A memristor is a device for simulating the work of a synapse, which stores part of the information in the form of communication with other synapses. But if you do not use it, do not pass the signal, the connection weakens to the point of complete disappearance. In addition, the work of the synapse can be destroyed under the influence of other factors, which opens the way to modeling and studying such a phenomenon as forgetting memories. In the future neurocomputer, memristors perform the function of basic "building blocks" from which its architecture is built.

Synapse and memristor

First-order memristors were built on the basis of nano-sized conducting bridges, which turned out to be short-lived - they spontaneously collapsed during operation. For the second generation, they took ferroelectric hafnium oxide, which, under the influence of electrical impulses, goes into states of low or high resistance. The most difficult thing was to choose the correct thickness of the plate - experimentally, scientists have established that you need 4 nanometers and not a single nanometer more.

The second-order memristor successfully passed 100 billion endurance tests, and did not continue testing further. But in addition to durability, it has another interesting property - due to imperfect technologies, defects remain at the interface between hafnium oxide and silicon substrate.

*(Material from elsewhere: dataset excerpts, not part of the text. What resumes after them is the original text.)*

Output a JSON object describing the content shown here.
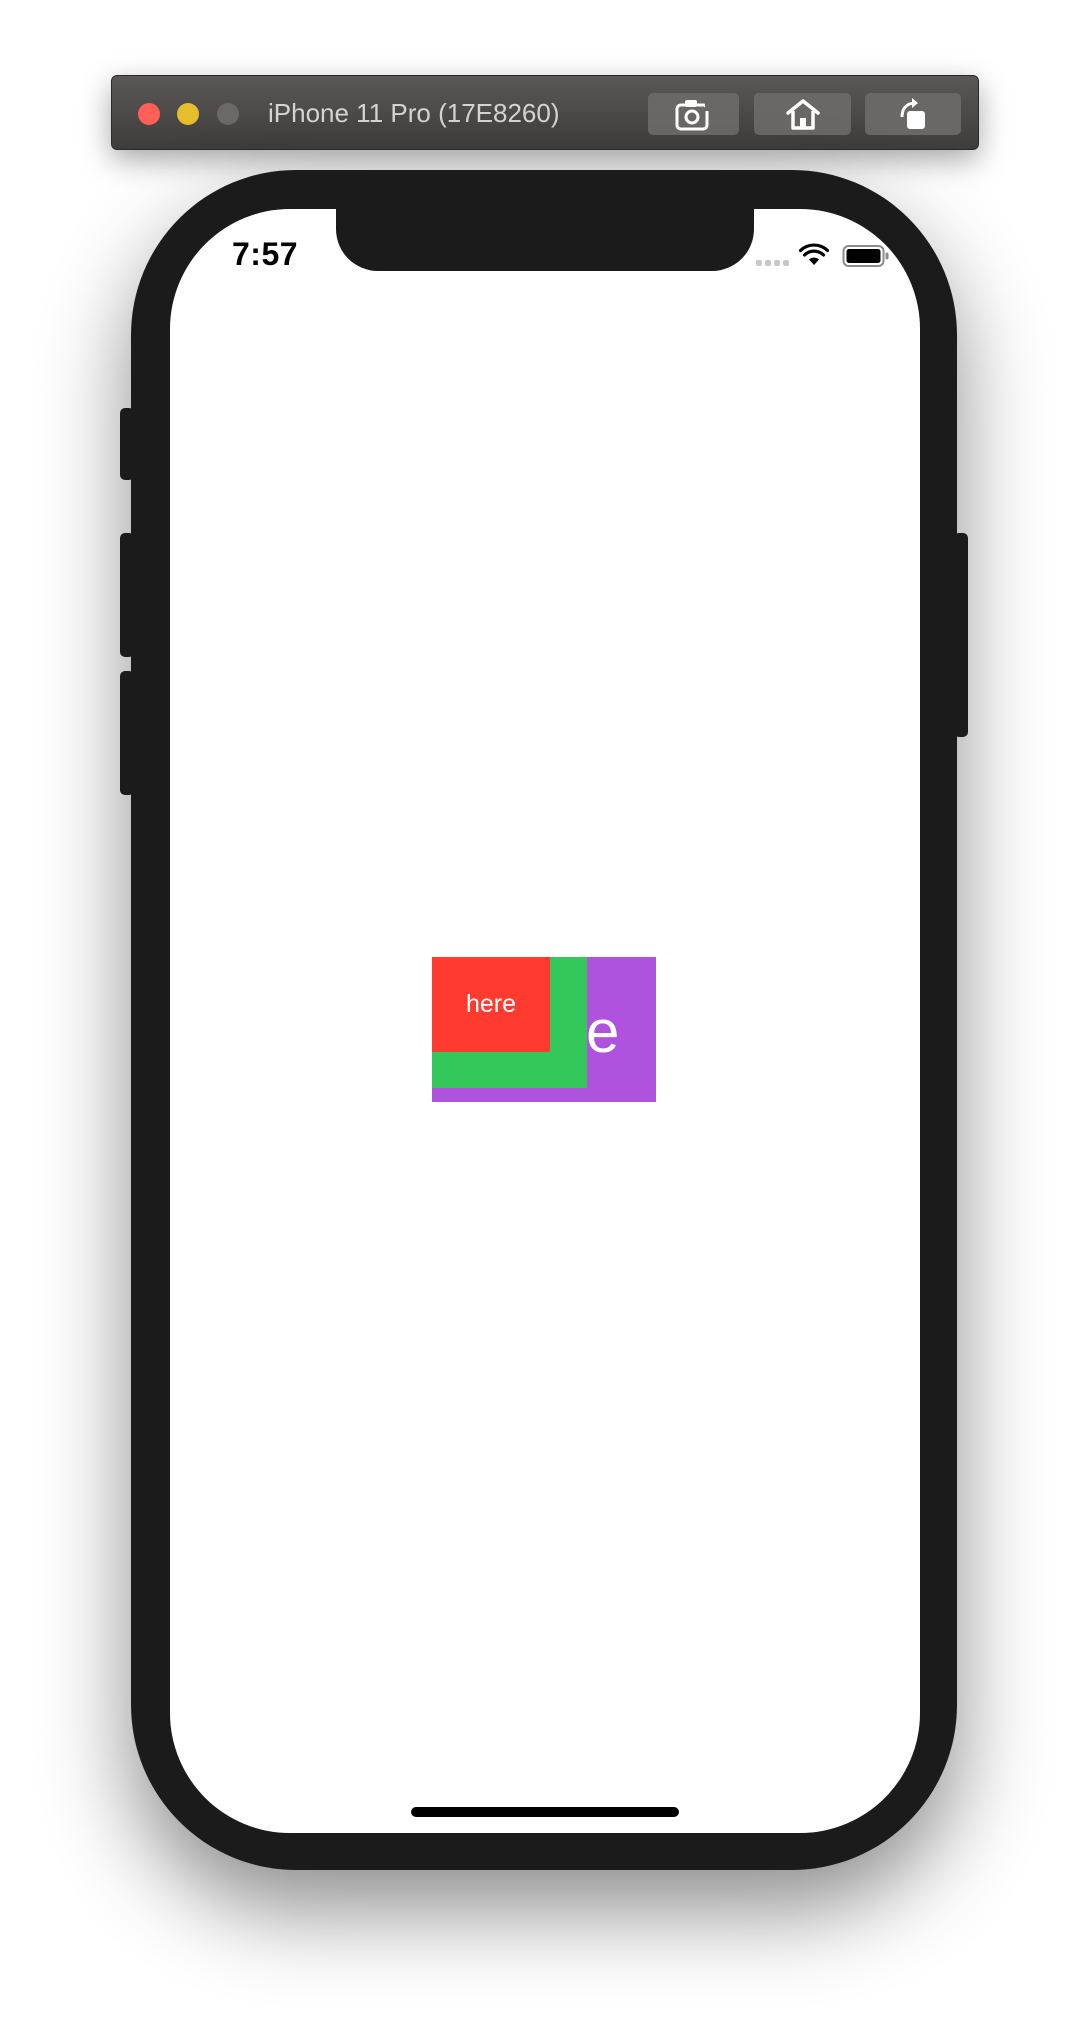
{
  "simulator": {
    "title": "iPhone 11 Pro (17E8260)",
    "buttons": {
      "screenshot_icon": "camera-icon",
      "home_icon": "home-icon",
      "rotate_icon": "rotate-icon"
    }
  },
  "status_bar": {
    "time": "7:57",
    "signal_icon": "cellular-signal-icon",
    "wifi_icon": "wifi-icon",
    "battery_icon": "battery-icon"
  },
  "content": {
    "red_label": "here",
    "purple_label": "e",
    "colors": {
      "purple": "#af52de",
      "green": "#34c759",
      "red": "#ff3b30"
    }
  }
}
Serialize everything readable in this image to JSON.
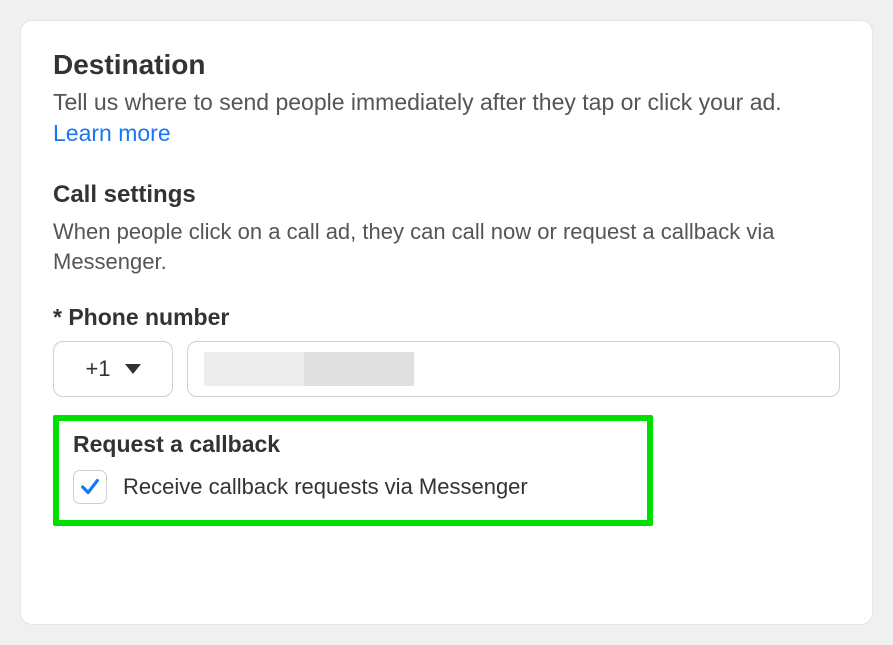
{
  "destination": {
    "title": "Destination",
    "description": "Tell us where to send people immediately after they tap or click your ad. ",
    "learn_more": "Learn more"
  },
  "call_settings": {
    "title": "Call settings",
    "description": "When people click on a call ad, they can call now or request a callback via Messenger."
  },
  "phone": {
    "label": "* Phone number",
    "country_code": "+1",
    "value": ""
  },
  "callback": {
    "title": "Request a callback",
    "checkbox_label": "Receive callback requests via Messenger",
    "checked": true
  }
}
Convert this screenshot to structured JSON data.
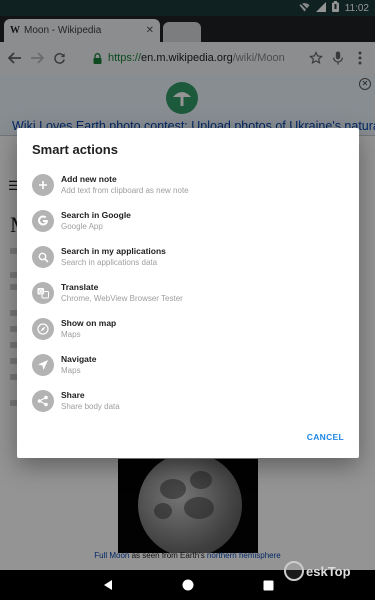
{
  "status_bar": {
    "time": "11:02"
  },
  "browser": {
    "tab_title": "Moon - Wikipedia",
    "tab_favicon": "W",
    "url_scheme": "https://",
    "url_host": "en.m.wikipedia.org",
    "url_path": "/wiki/Moon"
  },
  "page": {
    "banner_text": "Wiki Loves Earth photo contest: Upload photos of Ukraine's natural",
    "heading_initial": "M",
    "caption_link1": "Full Moon",
    "caption_mid": " as seen from Earth's ",
    "caption_link2": "northern hemisphere"
  },
  "dialog": {
    "title": "Smart actions",
    "actions": [
      {
        "title": "Add new note",
        "subtitle": "Add text from clipboard as new note",
        "icon": "plus-icon"
      },
      {
        "title": "Search in Google",
        "subtitle": "Google App",
        "icon": "google-icon"
      },
      {
        "title": "Search in my applications",
        "subtitle": "Search in applications data",
        "icon": "search-icon"
      },
      {
        "title": "Translate",
        "subtitle": "Chrome, WebView Browser Tester",
        "icon": "translate-icon"
      },
      {
        "title": "Show on map",
        "subtitle": "Maps",
        "icon": "compass-icon"
      },
      {
        "title": "Navigate",
        "subtitle": "Maps",
        "icon": "navigation-icon"
      },
      {
        "title": "Share",
        "subtitle": "Share body data",
        "icon": "share-icon"
      }
    ],
    "cancel_label": "CANCEL"
  },
  "watermark": {
    "text": "eskTop"
  },
  "colors": {
    "accent": "#1e88e5",
    "icon_circle": "#b3b3b3",
    "status_bar": "#1d3a3a"
  }
}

While the impulses pass frequently, they break through this barrier, but when inactive, the conductivity begins to weaken, which allows simulating the property of the synapse to "forget" information through the destruction of the connection.

So far, there is little practical use of second-order memristors. For example, scientists argue about what the mechanism for switching memristors should be. Then you need to learn how to create memory cells based on them, with which it will be convenient to work. And, finally, to develop the architecture of a neurocomputer and work out the issues of its integration with existing electronics.